College of Nursing and Public Health, Adelphi University Garden City, New York, USA.
J Immigr Minor Health. 2022 Apr;24(2):318-326. doi: 10.1007/s10903-021-01164-0. Epub 2021 Mar 12.
The objective of this study is to assess the impact of maternal nativity on stillbirth in the US. We utilized the US Birth Data and Fetal Death Data for the years 2014-2017. Our analysis was restricted to live and stillbirths (N= of 14,867,880) that occurred within the gestational age of 20-42 weeks. The fetuses-at risk approach was used to generate stillbirth trends by gestational age. Adjusted Cox proportional hazards regression model was utilized to estimate the association between maternal nativity and stillbirth. Overall, the gestational week-specific prospective risk of stillbirth was consistently higher for native-born than their foreign-born mothers. Foreign-born mothers were 20% less likely to experience stillbirth than their native-born counterparts (AHR = 0.80; 95% CI = 0.78-0.81). Delineating the factors influencing the observed effect of maternal nativity on birth outcomes should be a research priority to inform strategies to address adverse birth outcomes in the US.
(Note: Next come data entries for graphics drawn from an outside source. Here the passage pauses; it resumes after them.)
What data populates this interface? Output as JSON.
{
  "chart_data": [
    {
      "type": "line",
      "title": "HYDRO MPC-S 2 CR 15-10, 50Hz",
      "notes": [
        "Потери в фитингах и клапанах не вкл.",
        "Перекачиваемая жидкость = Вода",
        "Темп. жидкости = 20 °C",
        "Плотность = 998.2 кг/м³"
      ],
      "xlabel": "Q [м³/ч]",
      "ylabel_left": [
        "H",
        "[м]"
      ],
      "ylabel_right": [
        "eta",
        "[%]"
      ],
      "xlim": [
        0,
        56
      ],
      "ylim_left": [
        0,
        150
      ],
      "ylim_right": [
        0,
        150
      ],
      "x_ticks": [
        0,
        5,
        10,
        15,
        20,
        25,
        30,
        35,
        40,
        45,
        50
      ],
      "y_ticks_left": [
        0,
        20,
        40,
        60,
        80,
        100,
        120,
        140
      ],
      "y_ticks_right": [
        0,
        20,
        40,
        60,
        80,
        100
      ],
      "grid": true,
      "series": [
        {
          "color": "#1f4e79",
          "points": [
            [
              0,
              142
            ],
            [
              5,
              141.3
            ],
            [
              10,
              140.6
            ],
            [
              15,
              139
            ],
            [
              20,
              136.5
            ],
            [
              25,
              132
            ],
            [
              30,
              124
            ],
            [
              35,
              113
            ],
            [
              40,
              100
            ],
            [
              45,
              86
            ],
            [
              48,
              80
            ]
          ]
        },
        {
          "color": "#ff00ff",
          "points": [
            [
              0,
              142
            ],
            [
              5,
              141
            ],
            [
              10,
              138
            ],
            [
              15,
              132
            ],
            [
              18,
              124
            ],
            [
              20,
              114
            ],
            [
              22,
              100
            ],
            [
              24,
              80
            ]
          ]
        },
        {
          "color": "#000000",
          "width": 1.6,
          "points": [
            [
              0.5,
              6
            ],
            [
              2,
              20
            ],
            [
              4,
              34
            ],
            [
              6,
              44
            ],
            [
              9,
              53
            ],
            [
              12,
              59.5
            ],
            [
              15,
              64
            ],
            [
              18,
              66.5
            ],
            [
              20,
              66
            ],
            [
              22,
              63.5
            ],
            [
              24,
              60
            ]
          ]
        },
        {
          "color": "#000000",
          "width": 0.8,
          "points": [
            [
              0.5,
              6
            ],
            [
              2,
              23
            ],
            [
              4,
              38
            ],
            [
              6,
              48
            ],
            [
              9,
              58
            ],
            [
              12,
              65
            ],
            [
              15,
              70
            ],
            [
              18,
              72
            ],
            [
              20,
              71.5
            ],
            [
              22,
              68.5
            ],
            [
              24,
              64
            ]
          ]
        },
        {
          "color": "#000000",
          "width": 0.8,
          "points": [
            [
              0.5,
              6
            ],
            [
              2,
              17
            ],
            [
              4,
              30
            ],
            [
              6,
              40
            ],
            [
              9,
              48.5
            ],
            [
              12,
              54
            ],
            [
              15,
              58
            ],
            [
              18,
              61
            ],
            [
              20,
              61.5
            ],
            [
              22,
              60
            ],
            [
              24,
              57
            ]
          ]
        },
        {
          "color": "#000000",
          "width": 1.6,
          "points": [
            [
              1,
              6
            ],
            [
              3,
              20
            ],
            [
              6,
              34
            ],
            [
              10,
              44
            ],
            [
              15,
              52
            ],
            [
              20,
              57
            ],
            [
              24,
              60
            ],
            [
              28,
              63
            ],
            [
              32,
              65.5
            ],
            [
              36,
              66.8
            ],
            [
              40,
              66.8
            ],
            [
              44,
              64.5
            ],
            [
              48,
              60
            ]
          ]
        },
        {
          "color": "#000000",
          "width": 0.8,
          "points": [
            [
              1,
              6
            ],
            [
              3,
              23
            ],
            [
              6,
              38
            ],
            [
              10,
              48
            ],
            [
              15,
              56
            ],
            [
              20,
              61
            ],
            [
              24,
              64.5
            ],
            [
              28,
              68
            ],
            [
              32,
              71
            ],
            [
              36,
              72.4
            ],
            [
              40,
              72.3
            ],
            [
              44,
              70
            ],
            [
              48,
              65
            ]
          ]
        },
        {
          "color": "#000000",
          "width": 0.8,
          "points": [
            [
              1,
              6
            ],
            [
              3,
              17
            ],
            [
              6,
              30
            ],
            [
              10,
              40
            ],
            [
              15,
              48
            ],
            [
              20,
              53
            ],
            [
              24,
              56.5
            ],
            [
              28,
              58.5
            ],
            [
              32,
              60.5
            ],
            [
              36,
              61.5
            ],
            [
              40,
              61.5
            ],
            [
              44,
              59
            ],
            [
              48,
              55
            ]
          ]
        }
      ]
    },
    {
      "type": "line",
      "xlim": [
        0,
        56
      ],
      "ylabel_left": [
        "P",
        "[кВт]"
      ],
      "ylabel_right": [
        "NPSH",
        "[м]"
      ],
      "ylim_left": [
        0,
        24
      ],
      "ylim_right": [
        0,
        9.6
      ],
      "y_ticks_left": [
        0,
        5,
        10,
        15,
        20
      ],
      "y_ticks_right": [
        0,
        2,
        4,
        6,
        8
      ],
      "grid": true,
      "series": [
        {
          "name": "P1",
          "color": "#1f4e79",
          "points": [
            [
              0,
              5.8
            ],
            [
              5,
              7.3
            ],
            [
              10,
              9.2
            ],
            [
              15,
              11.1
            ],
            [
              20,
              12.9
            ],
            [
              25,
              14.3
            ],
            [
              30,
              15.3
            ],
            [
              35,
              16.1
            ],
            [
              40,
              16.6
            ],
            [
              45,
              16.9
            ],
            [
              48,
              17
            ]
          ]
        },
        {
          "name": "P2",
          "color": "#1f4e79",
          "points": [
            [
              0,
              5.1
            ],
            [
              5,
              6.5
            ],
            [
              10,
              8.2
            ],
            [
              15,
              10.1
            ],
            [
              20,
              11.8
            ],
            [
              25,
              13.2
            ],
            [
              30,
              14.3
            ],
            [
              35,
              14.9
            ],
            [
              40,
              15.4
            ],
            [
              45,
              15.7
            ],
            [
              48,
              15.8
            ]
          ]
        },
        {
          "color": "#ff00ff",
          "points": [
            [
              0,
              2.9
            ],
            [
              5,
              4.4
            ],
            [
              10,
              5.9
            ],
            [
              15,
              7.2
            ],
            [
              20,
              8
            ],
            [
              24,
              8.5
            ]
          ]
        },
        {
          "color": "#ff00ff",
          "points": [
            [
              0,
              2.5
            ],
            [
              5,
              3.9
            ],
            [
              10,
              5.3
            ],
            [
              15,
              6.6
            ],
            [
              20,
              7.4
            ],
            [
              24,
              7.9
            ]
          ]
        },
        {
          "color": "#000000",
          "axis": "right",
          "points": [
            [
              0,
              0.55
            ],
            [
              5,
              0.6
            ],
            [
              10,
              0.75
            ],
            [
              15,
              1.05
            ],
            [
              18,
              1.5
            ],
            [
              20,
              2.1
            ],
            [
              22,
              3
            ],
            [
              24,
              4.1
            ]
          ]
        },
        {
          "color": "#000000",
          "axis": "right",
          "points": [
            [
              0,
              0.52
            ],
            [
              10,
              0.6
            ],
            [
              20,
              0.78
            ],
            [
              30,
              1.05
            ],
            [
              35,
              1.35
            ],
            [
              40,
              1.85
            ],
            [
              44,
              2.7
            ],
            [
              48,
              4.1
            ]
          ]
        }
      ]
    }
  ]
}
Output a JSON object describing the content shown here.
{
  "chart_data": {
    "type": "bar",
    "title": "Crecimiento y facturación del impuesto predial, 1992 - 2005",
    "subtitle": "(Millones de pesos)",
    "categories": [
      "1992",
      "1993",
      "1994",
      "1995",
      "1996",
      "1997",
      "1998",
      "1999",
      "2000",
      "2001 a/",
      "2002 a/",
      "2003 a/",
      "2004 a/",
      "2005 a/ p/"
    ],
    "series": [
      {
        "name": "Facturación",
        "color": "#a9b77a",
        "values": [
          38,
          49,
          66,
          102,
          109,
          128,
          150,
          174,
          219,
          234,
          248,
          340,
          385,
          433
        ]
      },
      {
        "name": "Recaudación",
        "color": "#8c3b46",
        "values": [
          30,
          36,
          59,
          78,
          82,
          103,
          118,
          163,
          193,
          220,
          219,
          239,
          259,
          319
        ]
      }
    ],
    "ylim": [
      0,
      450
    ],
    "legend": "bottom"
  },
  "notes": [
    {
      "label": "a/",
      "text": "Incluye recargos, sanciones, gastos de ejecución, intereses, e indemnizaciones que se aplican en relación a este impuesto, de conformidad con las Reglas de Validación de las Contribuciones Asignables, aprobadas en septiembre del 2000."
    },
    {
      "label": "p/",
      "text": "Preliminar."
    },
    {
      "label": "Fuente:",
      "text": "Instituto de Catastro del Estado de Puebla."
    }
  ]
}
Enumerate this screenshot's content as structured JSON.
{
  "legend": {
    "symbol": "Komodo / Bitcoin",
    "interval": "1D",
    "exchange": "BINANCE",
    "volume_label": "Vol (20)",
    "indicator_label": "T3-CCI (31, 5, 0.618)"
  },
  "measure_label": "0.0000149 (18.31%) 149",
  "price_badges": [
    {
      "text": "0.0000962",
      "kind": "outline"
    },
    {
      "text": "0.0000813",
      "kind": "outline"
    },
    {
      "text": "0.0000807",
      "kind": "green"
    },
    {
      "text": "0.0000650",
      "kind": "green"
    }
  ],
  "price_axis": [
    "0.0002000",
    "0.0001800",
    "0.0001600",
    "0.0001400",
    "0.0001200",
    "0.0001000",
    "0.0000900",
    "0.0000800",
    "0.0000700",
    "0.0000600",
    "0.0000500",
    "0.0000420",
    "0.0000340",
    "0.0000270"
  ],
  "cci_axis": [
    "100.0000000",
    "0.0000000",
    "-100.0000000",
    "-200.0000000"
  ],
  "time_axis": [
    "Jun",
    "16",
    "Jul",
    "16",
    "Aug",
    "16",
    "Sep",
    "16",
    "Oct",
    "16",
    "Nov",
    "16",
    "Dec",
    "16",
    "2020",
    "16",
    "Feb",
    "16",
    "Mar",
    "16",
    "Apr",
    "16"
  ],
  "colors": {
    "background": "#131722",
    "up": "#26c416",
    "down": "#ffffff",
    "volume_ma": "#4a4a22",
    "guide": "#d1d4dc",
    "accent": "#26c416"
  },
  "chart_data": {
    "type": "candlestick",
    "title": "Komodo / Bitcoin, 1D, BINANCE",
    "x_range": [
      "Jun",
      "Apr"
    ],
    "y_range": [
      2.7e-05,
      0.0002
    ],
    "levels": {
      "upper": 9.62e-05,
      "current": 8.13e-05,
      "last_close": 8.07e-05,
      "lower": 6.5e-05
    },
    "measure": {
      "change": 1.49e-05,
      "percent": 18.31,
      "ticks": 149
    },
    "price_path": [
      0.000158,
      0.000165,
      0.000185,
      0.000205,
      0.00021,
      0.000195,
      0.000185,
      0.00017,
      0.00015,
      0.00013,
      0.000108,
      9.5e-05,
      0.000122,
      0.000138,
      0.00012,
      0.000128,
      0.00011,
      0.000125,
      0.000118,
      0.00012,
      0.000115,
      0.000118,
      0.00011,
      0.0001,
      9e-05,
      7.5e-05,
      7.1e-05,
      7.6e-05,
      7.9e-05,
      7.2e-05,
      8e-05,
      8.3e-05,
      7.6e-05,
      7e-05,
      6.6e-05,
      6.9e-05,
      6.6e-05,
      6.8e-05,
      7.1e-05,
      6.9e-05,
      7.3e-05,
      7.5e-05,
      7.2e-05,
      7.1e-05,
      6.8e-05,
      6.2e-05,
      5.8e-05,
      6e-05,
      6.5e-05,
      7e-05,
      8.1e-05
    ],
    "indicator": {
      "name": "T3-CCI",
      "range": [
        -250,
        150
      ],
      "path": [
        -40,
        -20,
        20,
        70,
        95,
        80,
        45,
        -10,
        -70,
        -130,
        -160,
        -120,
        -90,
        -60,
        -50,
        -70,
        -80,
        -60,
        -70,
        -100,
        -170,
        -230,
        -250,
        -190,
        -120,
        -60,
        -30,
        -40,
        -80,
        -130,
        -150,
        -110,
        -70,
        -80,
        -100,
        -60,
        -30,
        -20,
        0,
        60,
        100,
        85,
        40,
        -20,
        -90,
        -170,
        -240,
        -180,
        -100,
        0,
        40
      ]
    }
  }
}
本研究的目的是评估在美国产妇出生地对死产的影响。我们使用了2014 - 2017年美国出生数据和胎儿死亡数据。我们的分析仅限于孕龄在20 - 42周内发生的活产和死产(N = 14,867,880)。采用风险胎儿法按孕龄生成死产趋势。使用调整后的Cox比例风险回归模型来估计产妇出生地与死产之间的关联。总体而言,本国出生的母亲在特定孕周的死产预期风险始终高于外国出生的母亲。外国出生的母亲经历死产的可能性比本国出生的母亲低20%(风险比=0.80;95%置信区间=0.78 - 0.81)。明确影响产妇出生地对出生结局观察效果的因素应是一项研究重点,以便为解决美国不良出生结局的策略提供信息。